Design Professionals Discuss Ethnicities in the Industry
Norman Teague is a native Chicagoan, a successful designer and educator, and a graduate student in Designed Objects at the School of the Art Institute of Chicago (SAIC). He recently hosted a panel discussion at the Chicago Cultural Center to address the lack of racial diversity at CHGO DSGN, the Center’s exhibition of recent object and graphic design by around 100 of the city’s designers through November 2, 2014.
Teague found beautiful work everywhere in the gallery room. He noticed, however, that Sandro Miller’s photograph of the designers did not include many minorities and did not include any designers of color. “If it’s a Chicago show, let’s make it look like Chicago,” he says. During a tour led by the show’s curator Rick Valicenti, Teague asked about the lack of ethnic diversity in the photograph that seemed to show all of the designers in the show. Valicenti had no explanation, but he offered to host a panel discussion on the matter together with Teague.
The discussion took place at the Cultural Center and included several designers, as well as Rashayla Brown, SAIC’s Director of Student Affairs for Diversity and Inclusion. Valicenti explained that his network of designers had led him to the selection for the show. One of his first suggestions in the panel discussion was to shoot portraits of designers that represented the missing ethnicities, like Teague, and include their work in the exhibition. Though well-intended, the new photograph would reinforce the segregation by visually separating the two groups of people into two different photographs. Teague and Valicenti decided not to proceed with this idea.
Valicenti explains that some designers of color contacted for inclusion in the photo declined for different reasons. One of them, David Hartt, declined to be interviewed but shared an excerpt from a letter he sent Valicenti and Dan Schulman, Director of Visual Art at the city’s Department of Cultural Affairs and Special Events, after attending the exhibition. “While finally taking the time to look at the photo on the back wall of all of the participants, I became aware that there was not a single black designer among them … I’ve just gotten tired of the casual segregation that continuously happens here, like a blunt violence,” Hartt wrote.
When accepting what is the challenge of putting together an exhibition of all of Chicago’s design, Valicenti also had the responsibility to represent it accurately. As an educator, Teague works to open the field of design to young people as an option for a career path. “To bring them to a show like this takes us a few steps backwards. It doesn’t give my students the idea that this is the place where they should be.”
“The omission on [Valicenti’s] part was not intentional, but the fact that his networks did not suggest to him designers from a variety of racial and ethnic backgrounds points to a larger problem in the field,” says Rashayla Brown. “Designers [should] make it their personal responsibility to mentor at least one promising designer of color and emphasize that social responsibility is a part of ensuring the relevance and sustainability of the profession.” Valicenti, who is also a designer, promised at the panel discussion to act on this and has brought an African-American student to work as a paid intern in his studio. Brown provided a list of institutions for designers to reach out to design students of diverse ethnicities, including Project Osmosis, Design Apprenticeship Program at the Arts Incubator in Washington Park, and the Newhouse Program.
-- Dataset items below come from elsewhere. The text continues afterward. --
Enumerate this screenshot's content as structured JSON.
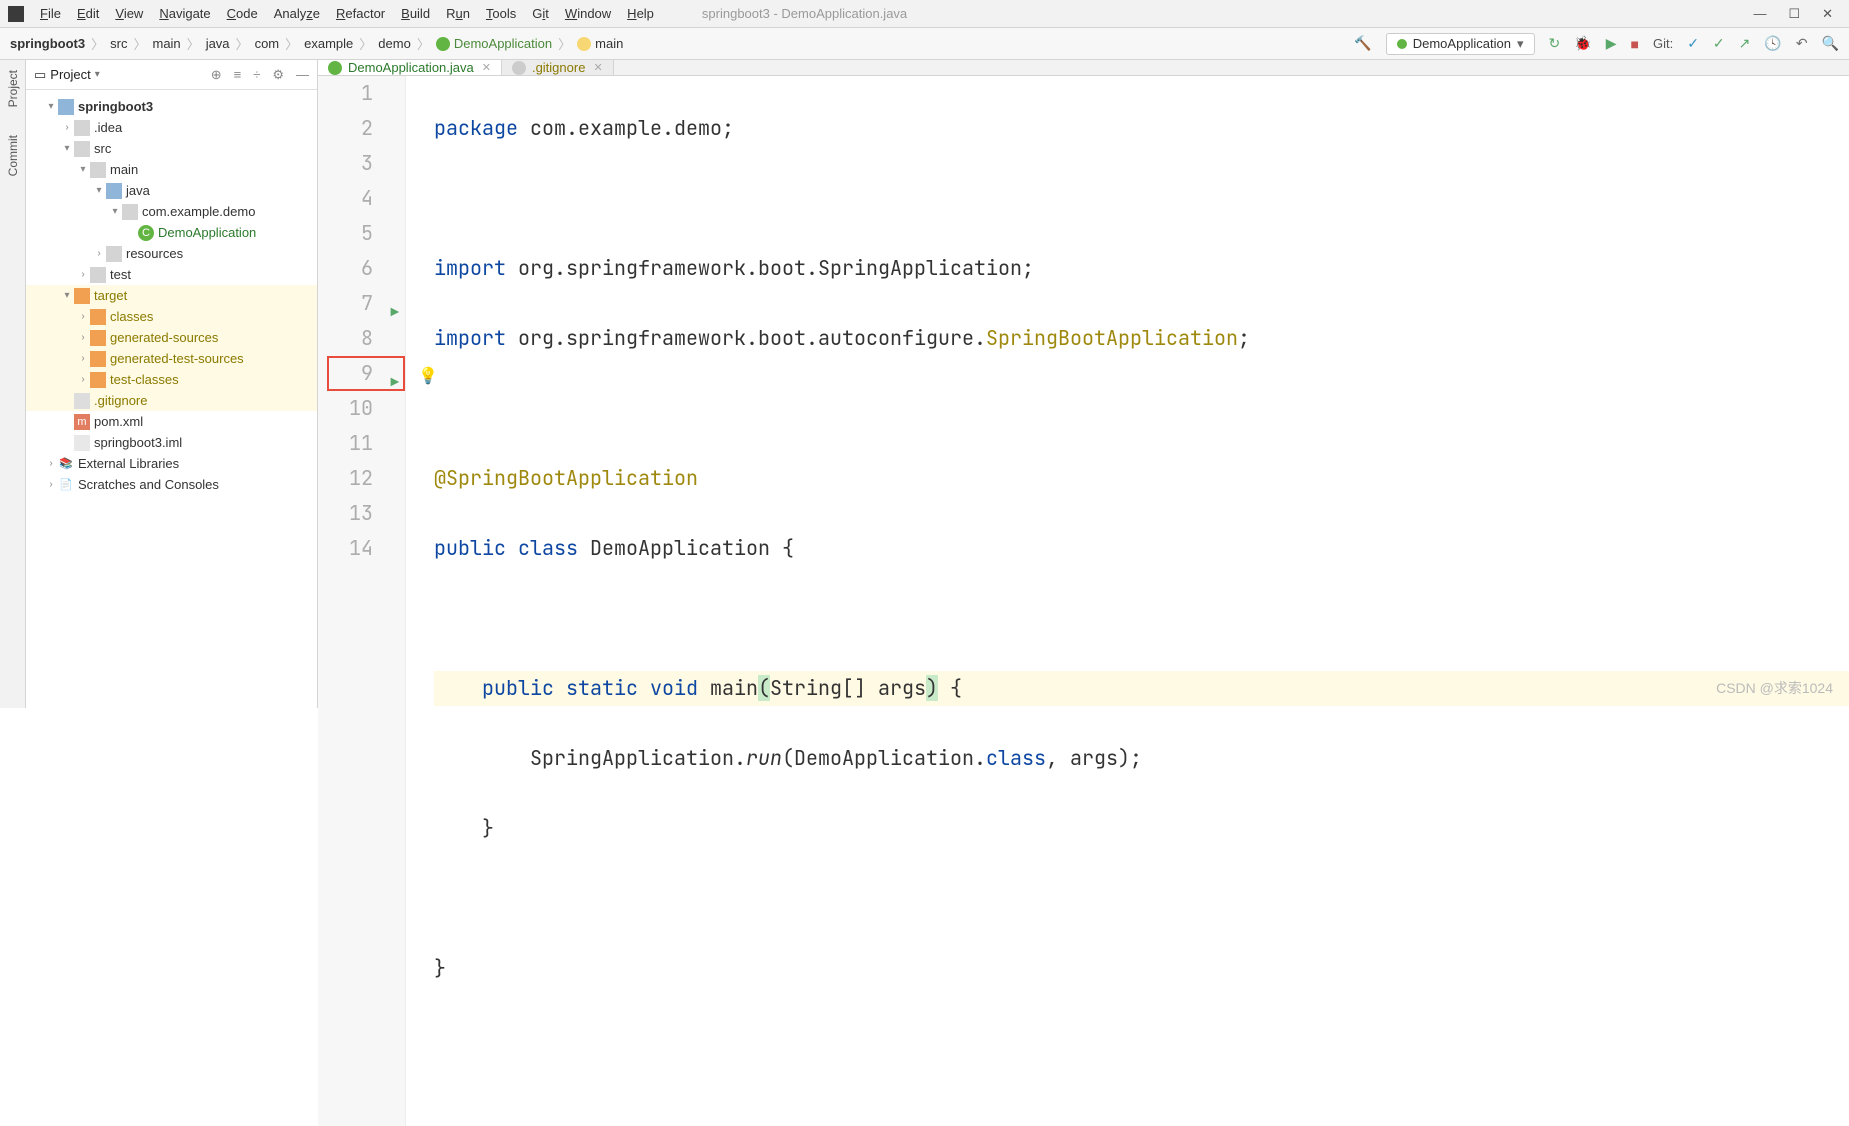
{
  "window": {
    "title": "springboot3 - DemoApplication.java"
  },
  "menu": [
    "File",
    "Edit",
    "View",
    "Navigate",
    "Code",
    "Analyze",
    "Refactor",
    "Build",
    "Run",
    "Tools",
    "Git",
    "Window",
    "Help"
  ],
  "breadcrumb": {
    "root": "springboot3",
    "parts": [
      "src",
      "main",
      "java",
      "com",
      "example",
      "demo"
    ],
    "class": "DemoApplication",
    "method": "main"
  },
  "runConfig": {
    "name": "DemoApplication"
  },
  "toolbar": {
    "git_label": "Git:"
  },
  "project": {
    "title": "Project",
    "tree": {
      "root": "springboot3",
      "idea": ".idea",
      "src": "src",
      "main": "main",
      "java": "java",
      "pkg": "com.example.demo",
      "app": "DemoApplication",
      "resources": "resources",
      "test": "test",
      "target": "target",
      "classes": "classes",
      "gensrc": "generated-sources",
      "gentsrc": "generated-test-sources",
      "testcls": "test-classes",
      "gitignore": ".gitignore",
      "pom": "pom.xml",
      "iml": "springboot3.iml",
      "extlib": "External Libraries",
      "scratch": "Scratches and Consoles"
    }
  },
  "sideTabs": {
    "project": "Project",
    "commit": "Commit"
  },
  "tabs": [
    {
      "label": "DemoApplication.java",
      "type": "c"
    },
    {
      "label": ".gitignore",
      "type": "g"
    }
  ],
  "code": {
    "l1": {
      "pkg": "package",
      "path": "com.example.demo"
    },
    "l3": {
      "imp": "import",
      "p": "org.springframework.boot.SpringApplication"
    },
    "l4": {
      "imp": "import",
      "p": "org.springframework.boot.autoconfigure.",
      "cls": "SpringBootApplication"
    },
    "l6": {
      "ann": "@SpringBootApplication"
    },
    "l7": {
      "pub": "public",
      "cls": "class",
      "name": "DemoApplication",
      "br": "{"
    },
    "l9": {
      "pub": "public",
      "st": "static",
      "vd": "void",
      "m": "main",
      "args": "String[] args",
      "br": "{"
    },
    "l10": {
      "call": "SpringApplication.",
      "run": "run",
      "arg1": "DemoApplication.",
      "cls": "class",
      "arg2": ", args);"
    },
    "l11": "}",
    "l13": "}"
  },
  "watermark": "CSDN @求索1024"
}
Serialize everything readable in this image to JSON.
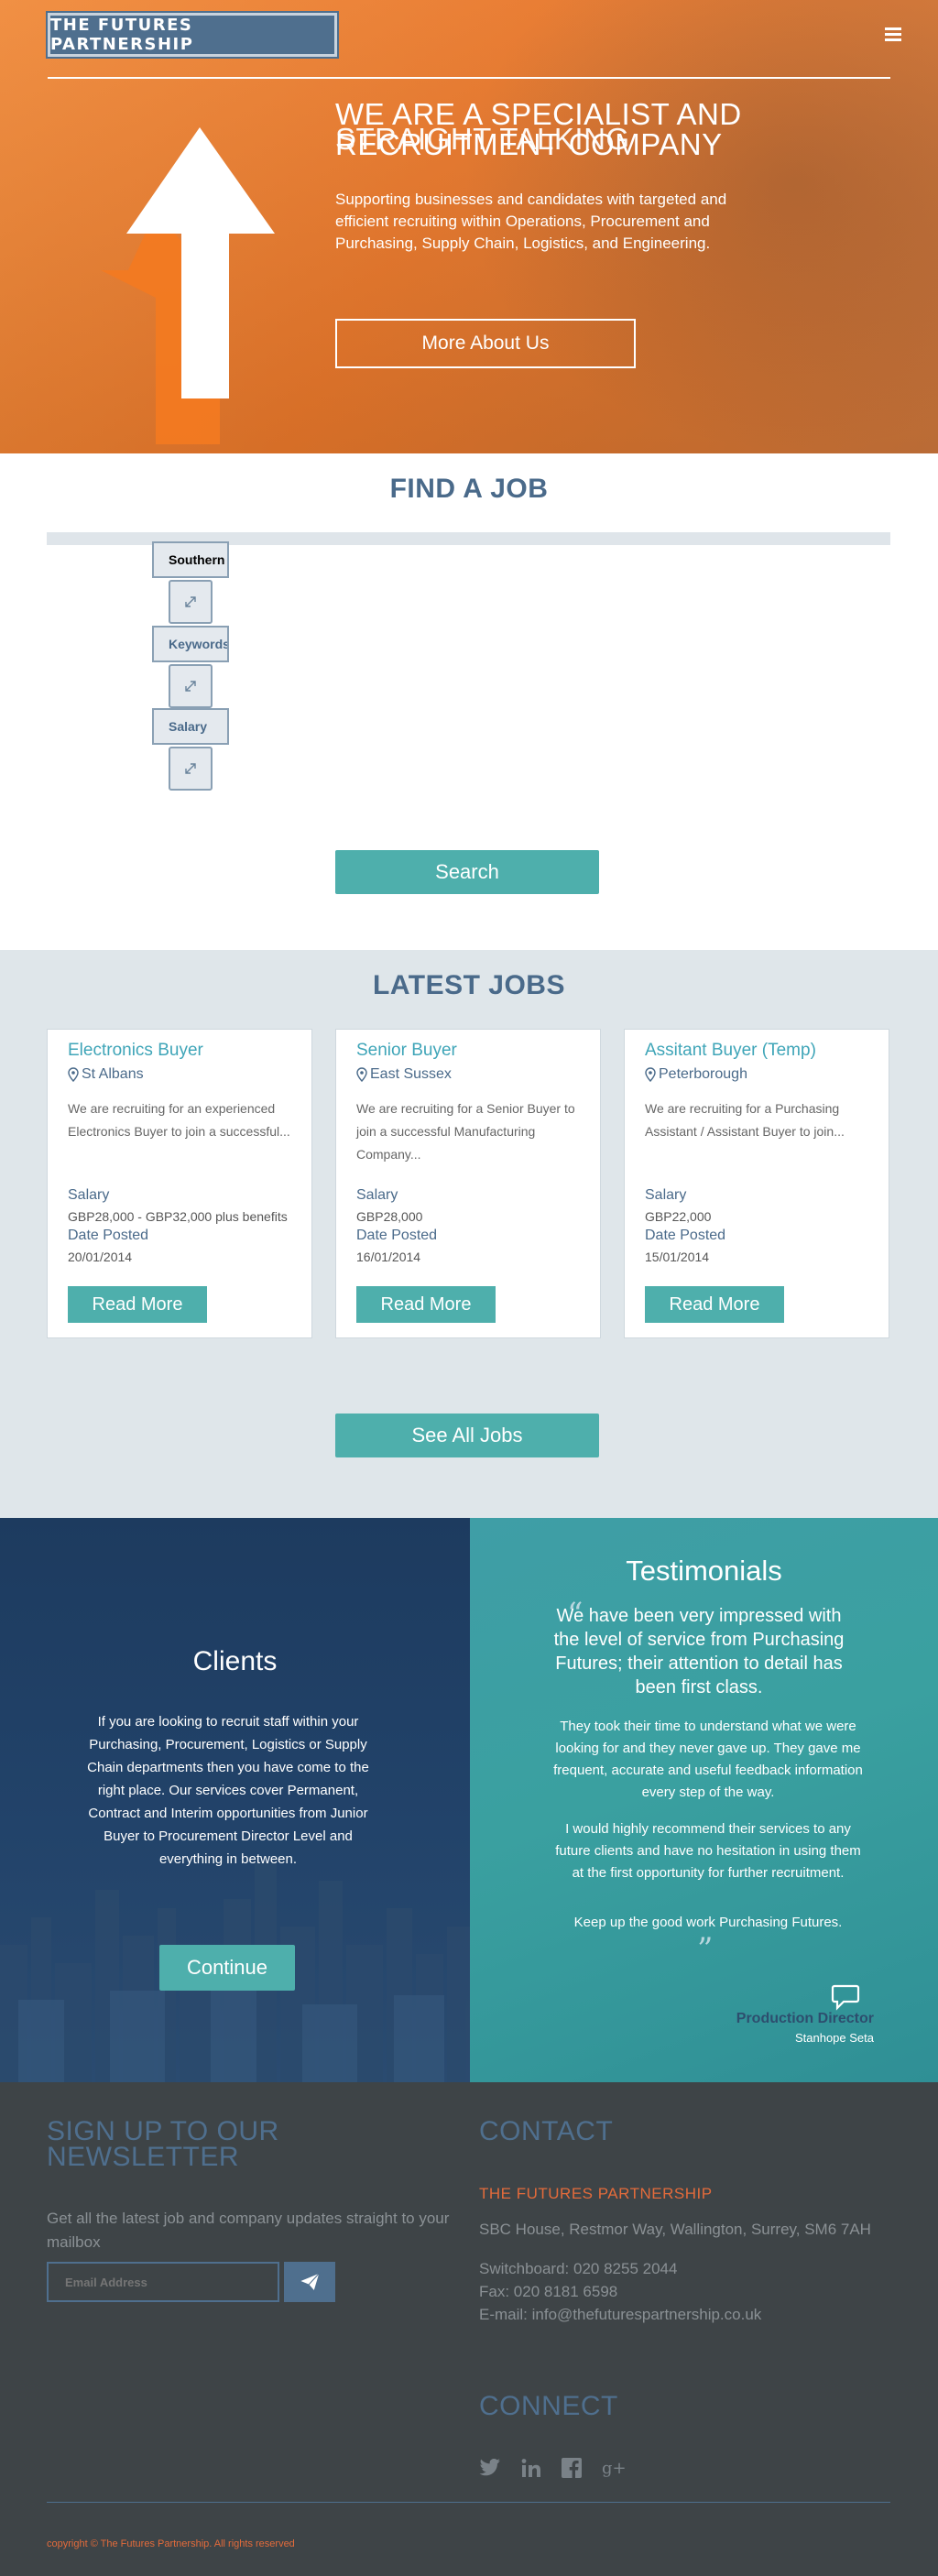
{
  "brand": {
    "logo_text": "THE FUTURES PARTNERSHIP"
  },
  "hero": {
    "title_line1": "WE ARE A SPECIALIST AND",
    "title_line2": "STRAIGHT TALKING",
    "title_line3": "RECRUITMENT COMPANY",
    "text": "Supporting businesses and candidates with targeted and efficient recruiting within Operations, Procurement and Purchasing, Supply Chain, Logistics, and Engineering.",
    "button": "More About Us"
  },
  "find_job": {
    "title": "FIND A JOB",
    "fields": [
      {
        "label": "Southern"
      },
      {
        "label": "Keywords"
      },
      {
        "label": "Salary"
      }
    ],
    "search_button": "Search"
  },
  "latest_jobs": {
    "title": "LATEST JOBS",
    "salary_label": "Salary",
    "date_label": "Date Posted",
    "read_more": "Read More",
    "see_all": "See All Jobs",
    "jobs": [
      {
        "title": "Electronics Buyer",
        "location": "St Albans",
        "desc": "We are recruiting for an experienced Electronics Buyer to join a successful...",
        "salary": "GBP28,000 - GBP32,000 plus benefits",
        "date": "20/01/2014"
      },
      {
        "title": "Senior Buyer",
        "location": "East Sussex",
        "desc": "We are recruiting for a Senior Buyer to join a successful Manufacturing Company...",
        "salary": "GBP28,000",
        "date": "16/01/2014"
      },
      {
        "title": "Assitant Buyer (Temp)",
        "location": "Peterborough",
        "desc": "We are recruiting for a Purchasing Assistant / Assistant Buyer to join...",
        "salary": "GBP22,000",
        "date": "15/01/2014"
      }
    ]
  },
  "clients": {
    "title": "Clients",
    "text": "If you are looking to recruit staff within your Purchasing, Procurement, Logistics or Supply Chain departments then you have come to the right place. Our services cover Permanent, Contract and Interim opportunities from Junior Buyer to Procurement Director Level and everything in between.",
    "button": "Continue"
  },
  "testimonials": {
    "title": "Testimonials",
    "lead": "We have been very impressed with the level of service from Purchasing Futures; their attention to detail has been first class.",
    "p1": "They took their time to understand what we were looking for and they never gave up. They gave me frequent, accurate and useful feedback information every step of the way.",
    "p2": "I would highly recommend their services to any future clients and have no hesitation in using them at the first opportunity for further recruitment.",
    "p3": "Keep up the good work Purchasing Futures.",
    "author": "Production Director",
    "company": "Stanhope Seta"
  },
  "footer": {
    "newsletter_title": "SIGN UP TO OUR NEWSLETTER",
    "newsletter_text": "Get all the latest job and company updates straight to your mailbox",
    "email_placeholder": "Email Address",
    "contact_title": "CONTACT",
    "company": "THE FUTURES PARTNERSHIP",
    "address": "SBC House, Restmor Way, Wallington, Surrey, SM6 7AH",
    "switchboard": "Switchboard: 020 8255 2044",
    "fax": "Fax: 020 8181 6598",
    "email": "E-mail: info@thefuturespartnership.co.uk",
    "connect_title": "CONNECT",
    "copyright": "copyright © The Futures Partnership. All rights reserved"
  },
  "colors": {
    "orange": "#e8772a",
    "teal": "#4eafac",
    "navy": "#4f6f8e",
    "accent_red": "#e36b3b",
    "footer_bg": "#3e4447"
  },
  "icons": [
    "menu-icon",
    "map-pin-icon",
    "expand-icon",
    "quote-open-icon",
    "quote-close-icon",
    "chat-bubble-icon",
    "send-icon",
    "twitter-icon",
    "linkedin-icon",
    "facebook-icon",
    "google-plus-icon"
  ]
}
“The curation was not done through the lens of race or gender, but rather through the filter of the work itself and the geographic range from which it came,” Valicenti says. “I am aware that every project is a work in progress. CHGO DSGN is no exception. Throughout the five-month life span of this exhibition, new work has been added on various occasions. Much of the new work represents Chicago’s African-American designers.”
One of the most racially diverse works in the show is by Scott Thomas, the designer in charge of Obama’s 2008 and 2012 campaign identity. His collaborative work, The Noun Project, projected a collection of more than 250,000 symbols by designers from all over the world. Each design was accompanied by the name of the designer and a title that clarified its meaning. One by Vlad Likh was a human shape with an afro, sunglasses, and a v-neck T-shirt. Its caption identified the icon as musician Lenny Kravitz.
The politics of ethnic diversity affect all professions, but perhaps more importantly, designers in Chicago who thrive on the support of their community. The Chicago Design Museum, which opened earlier this year, was made possible by an enormous Kickstarter campaign and countless volunteers, who are for the most part designers themselves. Brown and Teague agree that local designers and artists are responsible for the future of design in Chicago, and that ethnic diversity and inclusion are a part of the practice that should continue to be developed.
Valicenti said that earlier in his career there was a significant, ongoing conversation about gender and sexuality that is still relevant but no longer an issue for the field of design. Like any community, the one in Chicago around contemporary art and design will most likely always have issues it could work on. As the CHGO DSGN panel discussion makes clear, change can only come from those who are part of that community.